Although the video begins with an ironic and humorous parody of the original EC video’s failings, it quickly focuses on the real excitement of doing science in field. Even the EC.’s Science: It’s a Girl Thing! Campaign Team responded positively to the Dartmouth video: “We are glad to see another video made by young women to encourage girls to take up science. To be fair, having such a controversial video was not our original intent… However, if there is one positive thing to have emerged, it is the wider debate on women in science that it has provoked.” Ross Virginia, the Myers Family Professor of Environmental Science and director of the IGERT program, said the video has “energized the ongoing debate about how to attract young women to science and how to support rewarding career paths for them.” Dartmouth President Carol Folt had words of praise for the video and its creators: “Science in Greenland is lots of fun,” said Folt. “It focuses on the talent and commitment of Dartmouth’s scientists, and communicates a passion for scientific research to girls and young women who are considering a career in science.”

In a story about their video posted on the Dartmouth website, students featured in the video reflected on their ultimate purpose in making the video, which they originally thought might only be shown to a class or two and their friends, and never imagined would garner a worldwide audience. “We just wanted to draw attention to an alternative way to be a strong female and do science,” said IGERT Jessica Trout-Haney. “We can still be fun, social women who enjoy lots of adventures and laughs in the field.

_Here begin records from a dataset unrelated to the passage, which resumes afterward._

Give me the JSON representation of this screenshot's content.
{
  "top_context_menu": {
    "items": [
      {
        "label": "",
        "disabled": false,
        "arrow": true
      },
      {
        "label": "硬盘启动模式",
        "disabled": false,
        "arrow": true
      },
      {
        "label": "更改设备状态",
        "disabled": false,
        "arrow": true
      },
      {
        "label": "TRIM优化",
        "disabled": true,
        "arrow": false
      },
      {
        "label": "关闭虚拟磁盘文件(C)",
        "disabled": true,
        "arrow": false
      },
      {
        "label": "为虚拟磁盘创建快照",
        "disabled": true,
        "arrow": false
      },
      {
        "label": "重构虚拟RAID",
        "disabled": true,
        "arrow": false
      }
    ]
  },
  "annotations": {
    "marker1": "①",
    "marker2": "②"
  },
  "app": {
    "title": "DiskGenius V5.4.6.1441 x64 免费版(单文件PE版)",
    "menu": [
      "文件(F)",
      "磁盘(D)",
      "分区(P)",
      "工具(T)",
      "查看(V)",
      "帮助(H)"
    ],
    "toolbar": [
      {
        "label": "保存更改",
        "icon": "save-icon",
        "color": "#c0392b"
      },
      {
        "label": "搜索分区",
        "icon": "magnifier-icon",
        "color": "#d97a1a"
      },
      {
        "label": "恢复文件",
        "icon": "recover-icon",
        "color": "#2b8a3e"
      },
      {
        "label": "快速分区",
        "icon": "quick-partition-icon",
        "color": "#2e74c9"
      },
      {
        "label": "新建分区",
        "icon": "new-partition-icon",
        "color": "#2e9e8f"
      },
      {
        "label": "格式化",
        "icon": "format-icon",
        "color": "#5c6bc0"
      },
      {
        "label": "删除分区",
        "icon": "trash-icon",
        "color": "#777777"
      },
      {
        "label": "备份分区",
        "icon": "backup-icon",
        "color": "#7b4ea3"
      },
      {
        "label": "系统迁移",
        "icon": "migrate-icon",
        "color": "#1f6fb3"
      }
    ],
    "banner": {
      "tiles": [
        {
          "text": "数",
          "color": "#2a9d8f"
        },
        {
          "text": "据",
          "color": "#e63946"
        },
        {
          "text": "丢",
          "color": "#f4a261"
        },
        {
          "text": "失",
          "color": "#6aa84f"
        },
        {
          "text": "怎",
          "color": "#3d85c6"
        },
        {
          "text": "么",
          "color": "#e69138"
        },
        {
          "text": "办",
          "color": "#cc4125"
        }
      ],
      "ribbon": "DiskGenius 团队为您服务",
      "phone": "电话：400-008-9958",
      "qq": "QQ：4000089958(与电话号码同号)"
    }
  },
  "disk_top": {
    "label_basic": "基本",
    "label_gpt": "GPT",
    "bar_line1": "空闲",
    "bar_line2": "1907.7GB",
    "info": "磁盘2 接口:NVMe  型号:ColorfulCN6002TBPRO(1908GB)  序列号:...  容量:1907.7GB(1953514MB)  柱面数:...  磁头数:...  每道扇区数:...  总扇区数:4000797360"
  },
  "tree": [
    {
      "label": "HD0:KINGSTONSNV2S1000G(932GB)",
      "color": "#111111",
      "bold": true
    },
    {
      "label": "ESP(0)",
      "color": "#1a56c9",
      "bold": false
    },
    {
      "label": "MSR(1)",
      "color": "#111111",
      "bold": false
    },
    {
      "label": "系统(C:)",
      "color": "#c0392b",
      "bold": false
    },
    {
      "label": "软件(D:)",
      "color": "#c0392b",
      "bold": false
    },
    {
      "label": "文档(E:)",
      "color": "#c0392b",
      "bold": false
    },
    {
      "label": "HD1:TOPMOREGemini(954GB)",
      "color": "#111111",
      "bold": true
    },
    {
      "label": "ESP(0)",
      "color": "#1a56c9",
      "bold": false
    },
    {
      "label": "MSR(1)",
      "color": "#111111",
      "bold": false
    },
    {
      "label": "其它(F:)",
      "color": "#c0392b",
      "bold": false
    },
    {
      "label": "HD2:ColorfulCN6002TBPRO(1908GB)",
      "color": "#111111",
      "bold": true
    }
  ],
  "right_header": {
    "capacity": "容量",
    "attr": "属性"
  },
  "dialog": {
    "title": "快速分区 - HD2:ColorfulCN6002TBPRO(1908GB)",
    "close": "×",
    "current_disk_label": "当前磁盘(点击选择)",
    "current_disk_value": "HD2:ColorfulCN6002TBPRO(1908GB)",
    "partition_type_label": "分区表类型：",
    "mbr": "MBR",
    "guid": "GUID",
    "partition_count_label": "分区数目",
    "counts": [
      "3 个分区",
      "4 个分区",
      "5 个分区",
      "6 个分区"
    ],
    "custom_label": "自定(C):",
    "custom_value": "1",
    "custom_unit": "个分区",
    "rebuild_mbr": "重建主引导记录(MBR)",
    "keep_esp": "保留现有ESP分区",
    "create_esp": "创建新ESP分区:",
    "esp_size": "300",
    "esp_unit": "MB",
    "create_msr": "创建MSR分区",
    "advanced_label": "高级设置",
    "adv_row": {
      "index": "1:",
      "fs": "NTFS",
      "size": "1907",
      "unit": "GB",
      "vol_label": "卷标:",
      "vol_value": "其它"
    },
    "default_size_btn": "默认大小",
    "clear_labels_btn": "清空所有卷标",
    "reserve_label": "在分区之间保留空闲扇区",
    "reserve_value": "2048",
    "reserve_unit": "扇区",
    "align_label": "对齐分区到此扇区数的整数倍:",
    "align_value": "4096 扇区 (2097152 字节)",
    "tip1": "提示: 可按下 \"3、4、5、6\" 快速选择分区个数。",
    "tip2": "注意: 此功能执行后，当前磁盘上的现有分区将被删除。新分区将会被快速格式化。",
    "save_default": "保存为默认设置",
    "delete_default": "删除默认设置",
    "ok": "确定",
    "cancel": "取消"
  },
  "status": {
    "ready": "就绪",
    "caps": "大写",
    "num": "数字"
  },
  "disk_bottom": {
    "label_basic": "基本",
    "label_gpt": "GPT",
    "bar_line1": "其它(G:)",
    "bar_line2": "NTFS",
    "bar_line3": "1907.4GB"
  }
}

But at the end of the day, we’re all doing serious scientific research and making meaningful contributions to our fields,” said IGERT Lee Corbett.

Address Goals

In less than a minute and a half, the “Science in Greenland: It’s a Girl Thing” video demonstrates for girls and women, as well as boys and men, how science can be exciting, fun, and inspiring. The video breaks the mold of what a scientist looks like and what scientific and engineering work is. It also demonstrates sampling collection and other techniques that are not usually seen by the general public. Only by breaking down barriers and providing strong role models will more students, the best and the brightest, consider careers in science.